I tried to do something like that and it worked fine for me. But I don't know if it could be useful also for other cases.

case FLD_CONTENT_LENGTH:
    if (h->length_set == 0){
        if (httpc_scan_number(&line[fld->length], &h->length, 10) < 0)
            return error(h, "invalid content length: %s", line);
        h->length_set = 1;
        return info(h, "Content Length: %lu", (unsigned long)h->length);
    }
    return info(h, "Content Length remains from previous request: %lu", (unsigned long)h->length);

and also needed to remove these (they probably could be in initial step before open):

static int httpc_parse_response_header(httpc_t *h, httpc_buffer_t *b0) {
    h->v1 = 0;
    h->v2 = 0;
    os->response = 0;
-   h->length = 0;         <-- remove
    h->identity = 1;
-   h->length_set = 0;   <-- remove
    h->keep_alive = !(os->flags & HTTPC_OPT_HTTP_1_0);
    h->accept_ranges = !(os->flags & HTTPC_OPT_HTTP_1_0);
    b0->used = 0;

and lastly... if server respond with Transfer-encoding: identity then h->position will be reset. The solution above doesn't handle that, so there could be some issues. I would suggest to reset the position at fault only with server that does not accept ranges or with HTTP 1.0. Then we are downloading from 0 byte but already downloaded packets are discarded (as you provided in response body parser) and position is updated like it should to. Isn't that correct?

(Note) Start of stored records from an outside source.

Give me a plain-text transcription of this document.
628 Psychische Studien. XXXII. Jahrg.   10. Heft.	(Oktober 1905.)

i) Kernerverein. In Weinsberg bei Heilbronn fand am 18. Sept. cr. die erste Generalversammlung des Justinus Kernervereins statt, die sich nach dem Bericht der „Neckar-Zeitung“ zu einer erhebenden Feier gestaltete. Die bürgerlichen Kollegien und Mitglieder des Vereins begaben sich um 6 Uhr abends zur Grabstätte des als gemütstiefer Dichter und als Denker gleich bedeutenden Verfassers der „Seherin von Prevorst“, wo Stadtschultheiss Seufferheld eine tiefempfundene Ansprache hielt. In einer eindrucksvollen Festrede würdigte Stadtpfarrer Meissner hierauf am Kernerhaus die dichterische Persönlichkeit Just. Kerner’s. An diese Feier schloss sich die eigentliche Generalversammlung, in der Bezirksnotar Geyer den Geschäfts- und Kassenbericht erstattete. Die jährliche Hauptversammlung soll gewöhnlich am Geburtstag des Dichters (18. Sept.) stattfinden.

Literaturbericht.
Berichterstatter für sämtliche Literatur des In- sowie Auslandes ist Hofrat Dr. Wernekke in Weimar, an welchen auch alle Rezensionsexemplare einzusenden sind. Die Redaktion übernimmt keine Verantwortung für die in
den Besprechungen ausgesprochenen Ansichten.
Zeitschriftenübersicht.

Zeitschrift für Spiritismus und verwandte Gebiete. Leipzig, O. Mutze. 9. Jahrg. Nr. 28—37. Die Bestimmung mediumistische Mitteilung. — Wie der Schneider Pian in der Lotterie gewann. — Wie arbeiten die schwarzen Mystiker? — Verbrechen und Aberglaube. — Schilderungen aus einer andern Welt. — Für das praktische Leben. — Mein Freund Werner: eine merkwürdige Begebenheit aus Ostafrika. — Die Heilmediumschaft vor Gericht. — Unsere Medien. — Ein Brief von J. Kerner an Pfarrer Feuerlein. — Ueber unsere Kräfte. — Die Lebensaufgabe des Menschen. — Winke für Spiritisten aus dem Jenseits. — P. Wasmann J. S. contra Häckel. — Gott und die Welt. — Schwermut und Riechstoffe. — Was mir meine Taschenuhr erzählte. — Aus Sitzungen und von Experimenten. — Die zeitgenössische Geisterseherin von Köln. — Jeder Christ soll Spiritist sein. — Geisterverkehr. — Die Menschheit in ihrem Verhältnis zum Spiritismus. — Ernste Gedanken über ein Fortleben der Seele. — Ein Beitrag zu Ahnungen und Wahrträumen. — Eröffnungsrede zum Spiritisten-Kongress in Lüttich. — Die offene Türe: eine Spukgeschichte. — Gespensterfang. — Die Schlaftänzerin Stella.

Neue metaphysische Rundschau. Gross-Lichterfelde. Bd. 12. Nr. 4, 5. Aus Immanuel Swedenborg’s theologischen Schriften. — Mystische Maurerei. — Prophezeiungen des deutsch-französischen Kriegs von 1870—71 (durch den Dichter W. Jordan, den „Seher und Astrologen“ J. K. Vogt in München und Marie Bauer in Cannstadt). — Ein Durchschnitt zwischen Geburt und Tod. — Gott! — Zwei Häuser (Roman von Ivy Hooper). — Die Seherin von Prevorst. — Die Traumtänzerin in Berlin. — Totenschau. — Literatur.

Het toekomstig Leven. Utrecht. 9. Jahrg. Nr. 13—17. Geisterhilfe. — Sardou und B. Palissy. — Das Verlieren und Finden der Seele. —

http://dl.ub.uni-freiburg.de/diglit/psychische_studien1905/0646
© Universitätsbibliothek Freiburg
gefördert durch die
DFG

howerj commented 4 months ago

Right you are about the second flag, I've pushed a fix for that. Thanks for writing up a detailed report, I think you are right, but it will take more time for me to analyze this which I do not have at the moment. I'll get around to looking at this properly sometime, I'd prefer not to make changes that could potentially break anything else.

I'd keep a local/personal of the other changes you've made. I'm not planning on making massive changes to this library any time soon so any personal branch would not go stale.